The fun part of doing a PhD are the PhD courses. I didn’t realize this at the beginning, when they informed me that Vrije Universiteit obligates PhD candidates to obtain 30 credits. But by now (I have obtained 25 credits in 2 years time) I am very happy with this obligation. I have learned so much which I can not only use in my PhD project but also as a lecturer.

My favorite courses are those about R. R is a language and environment for statistical computing and graphics. R is available as free software under the terms of the Free Software Foundation’s GNU General Public License in source code form. It compiles and runs on a wide variety of UNIX platforms and similar systems (including FreeBSD and Linux), Windows and MacOS. My first statistical course using R was in April 2016 at the Vrije Universiteit, and I was pretty nervous. I haven’t done many courses on statistics and whenever my computer does something I don’t want it to do I panic. The same happened during this course: I totally panicked. I didn’t understand the software, and I also ran into trouble with the statistical analysis I was supposed to do in R. It wasn’t the best moment in my life. My children were aged 4 and 5 and I had worked way too much and way too hard for over a year. During the course I realized I was not able to do the exam, I needed to take a break.

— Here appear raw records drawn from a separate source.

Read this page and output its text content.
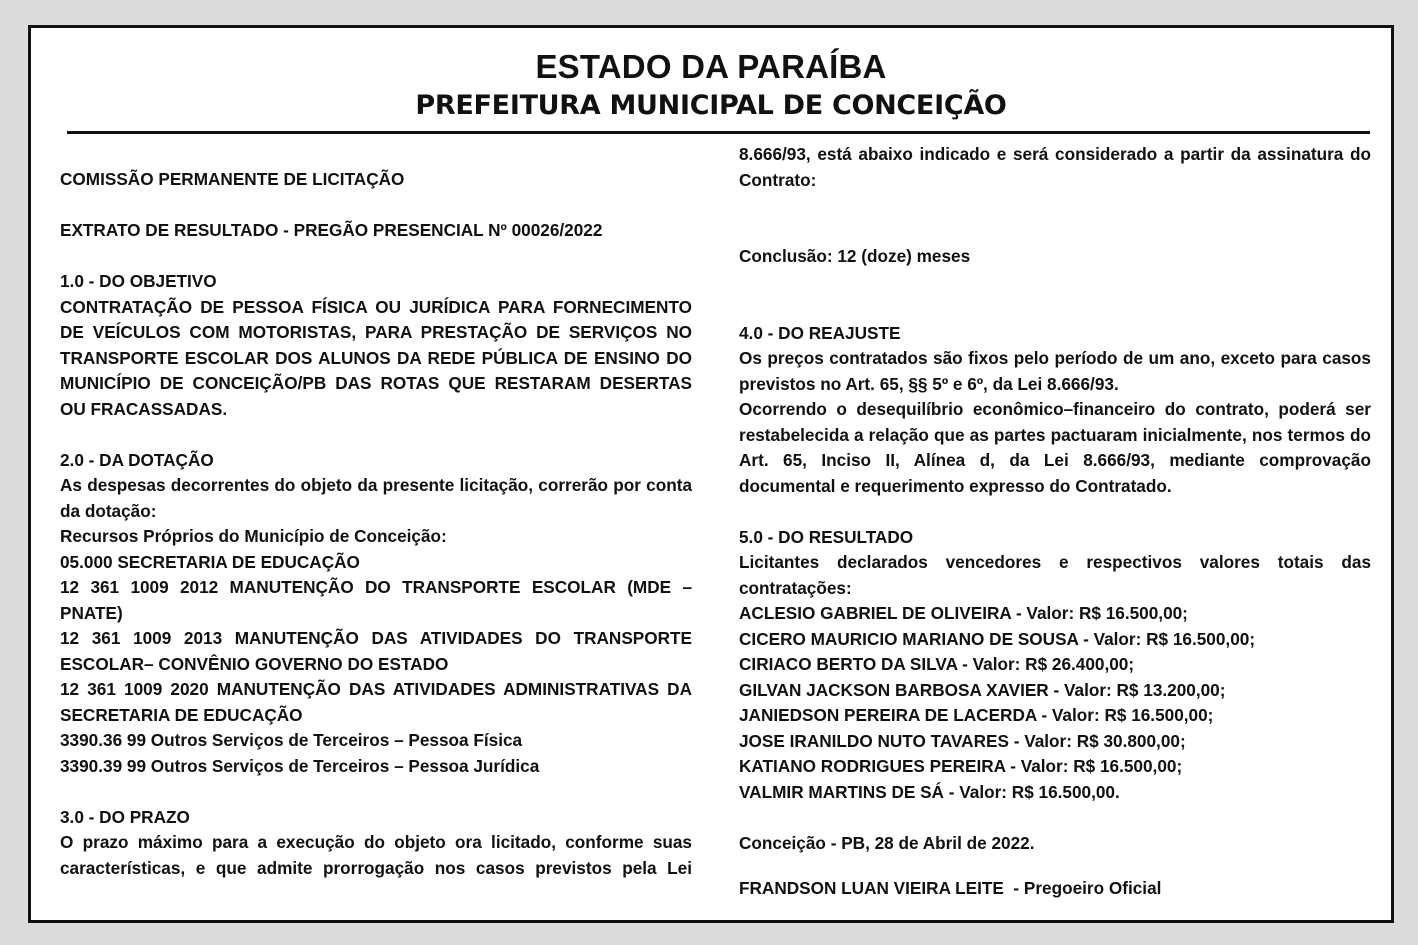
ESTADO DA PARAÍBA
PREFEITURA MUNICIPAL DE CONCEIÇÃO

COMISSÃO PERMANENTE DE LICITAÇÃO

EXTRATO DE RESULTADO - PREGÃO PRESENCIAL Nº 00026/2022

1.0 - DO OBJETIVO

CONTRATAÇÃO DE PESSOA FÍSICA OU JURÍDICA PARA FORNECIMENTO DE VEÍCULOS COM MOTORISTAS, PARA PRESTAÇÃO DE SERVIÇOS NO TRANSPORTE ESCOLAR DOS ALUNOS DA REDE PÚBLICA DE ENSINO DO MUNICÍPIO DE CONCEIÇÃO/PB DAS ROTAS QUE RESTARAM DESERTAS OU FRACASSADAS.

2.0 - DA DOTAÇÃO

As despesas decorrentes do objeto da presente licitação, correrão por conta da dotação:

Recursos Próprios do Município de Conceição:

05.000 SECRETARIA DE EDUCAÇÃO

12 361 1009 2012 MANUTENÇÃO DO TRANSPORTE ESCOLAR (MDE – PNATE)

12 361 1009 2013 MANUTENÇÃO DAS ATIVIDADES DO TRANSPORTE ESCOLAR– CONVÊNIO GOVERNO DO ESTADO

12 361 1009 2020 MANUTENÇÃO DAS ATIVIDADES ADMINISTRATIVAS DA SECRETARIA DE EDUCAÇÃO

3390.36 99 Outros Serviços de Terceiros – Pessoa Física

3390.39 99 Outros Serviços de Terceiros – Pessoa Jurídica

3.0 - DO PRAZO

O prazo máximo para a execução do objeto ora licitado, conforme suas características, e que admite prorrogação nos casos previstos pela Lei

8.666/93, está abaixo indicado e será considerado a partir da assinatura do Contrato:

Conclusão: 12 (doze) meses

4.0 - DO REAJUSTE

Os preços contratados são fixos pelo período de um ano, exceto para casos previstos no Art. 65, §§ 5º e 6º, da Lei 8.666/93.

Ocorrendo o desequilíbrio econômico–financeiro do contrato, poderá ser restabelecida a relação que as partes pactuaram inicialmente, nos termos do Art. 65, Inciso II, Alínea d, da Lei 8.666/93, mediante comprovação documental e requerimento expresso do Contratado.

5.0 - DO RESULTADO

Licitantes declarados vencedores e respectivos valores totais das contratações:

ACLESIO GABRIEL DE OLIVEIRA - Valor: R$ 16.500,00;

CICERO MAURICIO MARIANO DE SOUSA - Valor: R$ 16.500,00;

CIRIACO BERTO DA SILVA - Valor: R$ 26.400,00;

GILVAN JACKSON BARBOSA XAVIER - Valor: R$ 13.200,00;

JANIEDSON PEREIRA DE LACERDA - Valor: R$ 16.500,00;

JOSE IRANILDO NUTO TAVARES - Valor: R$ 30.800,00;

KATIANO RODRIGUES PEREIRA - Valor: R$ 16.500,00;

VALMIR MARTINS DE SÁ - Valor: R$ 16.500,00.

Conceição - PB, 28 de Abril de 2022.

FRANDSON LUAN VIEIRA LEITE  - Pregoeiro Oficial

So I did and followed the same course one year later. Still I had difficulty understanding the way R works but I managed to copy the syntaxes from my lecturer and I was able to interpret the output. I passed the exam and put all I had learned about R in a folder and stored it. In October 2017 I was ready to analyze my first data, so I opened R and not SPSS. And that was the moment I fell in love with R. I managed to do all the things I needed to do, and all the things I didn’t know I could find on the internet. When multilevel modeling appeared not to be possible (my number of respondents per country was too low) I changed to structural equation modeling comparing groups. A new challenge which I managed to master more or less. Enough to get a submission to a congress I really wanted to go to accepted (EMAC Doctoral Colloquium 2018)

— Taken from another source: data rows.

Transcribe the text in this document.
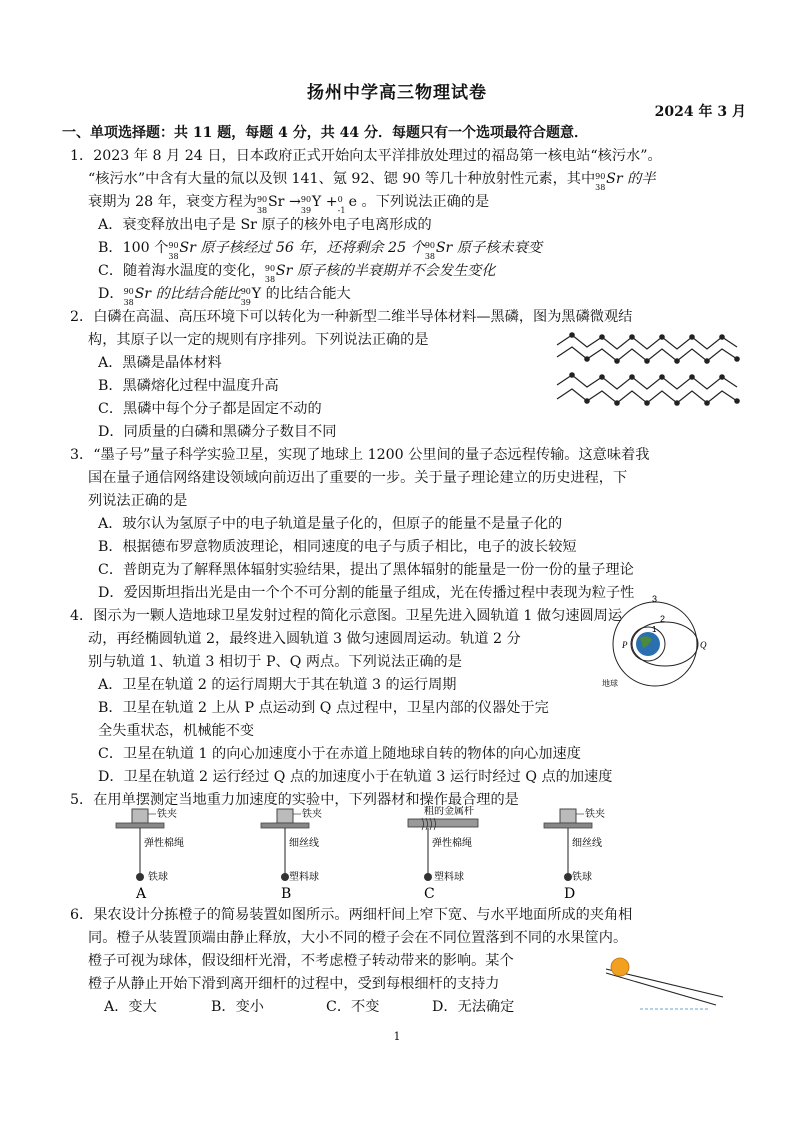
扬州中学高三物理试卷
2024 年 3 月
一、单项选择题：共 11 题，每题 4 分，共 44 分．每题只有一个选项最符合题意．
1．2023 年 8 月 24 日，日本政府正式开始向太平洋排放处理过的福岛第一核电站“核污水”。
“核污水”中含有大量的氚以及钡 141、氪 92、锶 90 等几十种放射性元素，其中 90
38
Sr 的半
衰期为 28 年，衰变方程为 90
38
Sr → 90
39
Y + 0
-1
e 。下列说法正确的是
A．衰变释放出电子是 Sr 原子的核外电子电离形成的
B．100 个 90
38
Sr 原子核经过 56 年，还将剩余 25 个 90
38
Sr 原子核未衰变
C．随着海水温度的变化， 90
38
Sr 原子核的半衰期并不会发生变化
D． 90
38
Sr 的比结合能比 90
39
Y 的比结合能大
2．白磷在高温、高压环境下可以转化为一种新型二维半导体材料—黑磷，图为黑磷微观结
构，其原子以一定的规则有序排列。下列说法正确的是
A．黑磷是晶体材料
B．黑磷熔化过程中温度升高
C．黑磷中每个分子都是固定不动的
D．同质量的白磷和黑磷分子数目不同
3．“墨子号”量子科学实验卫星，实现了地球上 1200 公里间的量子态远程传输。这意味着我
国在量子通信网络建设领域向前迈出了重要的一步。关于量子理论建立的历史进程，下
列说法正确的是
A．玻尔认为氢原子中的电子轨道是量子化的，但原子的能量不是量子化的
B．根据德布罗意物质波理论，相同速度的电子与质子相比，电子的波长较短
C．普朗克为了解释黑体辐射实验结果，提出了黑体辐射的能量是一份一份的量子理论
D．爱因斯坦指出光是由一个个不可分割的能量子组成，光在传播过程中表现为粒子性
4．图示为一颗人造地球卫星发射过程的简化示意图。卫星先进入圆轨道 1 做匀速圆周运
动，再经椭圆轨道 2，最终进入圆轨道 3 做匀速圆周运动。轨道 2 分
别与轨道 1、轨道 3 相切于 P、Q 两点。下列说法正确的是
A．卫星在轨道 2 的运行周期大于其在轨道 3 的运行周期
B．卫星在轨道 2 上从 P 点运动到 Q 点过程中，卫星内部的仪器处于完
全失重状态，机械能不变
C．卫星在轨道 1 的向心加速度小于在赤道上随地球自转的物体的向心加速度
D．卫星在轨道 2 运行经过 Q 点的加速度小于在轨道 3 运行时经过 Q 点的加速度
3
2
1
P	Q
地球
5．在用单摆测定当地重力加速度的实验中，下列器材和操作最合理的是
铁夹
弹性棉绳
铁球
A
铁夹
细丝线
塑料球
B
粗的金属杆
弹性棉绳
塑料球
C
铁夹
细丝线
铁球
D
6．果农设计分拣橙子的简易装置如图所示。两细杆间上窄下宽、与水平地面所成的夹角相
同。橙子从装置顶端由静止释放，大小不同的橙子会在不同位置落到不同的水果筐内。
橙子可视为球体，假设细杆光滑，不考虑橙子转动带来的影响。某个
橙子从静止开始下滑到离开细杆的过程中，受到每根细杆的支持力
A．变大	B．变小	C．不变	D．无法确定
1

Last week I did a course on Strutural Equation Modeling using Lavaan in R by prof Rosseel, the developer of the lavaan package. And this time I could fully understand what he was explaining, even the algebra matrix which is the basis for the algorithms in the package. In two weeks’ time I have to give a course using SPSS. That will be challenging as I hardly ever use the buttons anymore. Even in SPSS I prefer writing syntaxes (although that is frustrating to do as this software is not build for that). My aim for the near future is to teach statistics with R and it seems to be heading in the right direction. In the meantime I have lots of data to analyze in R!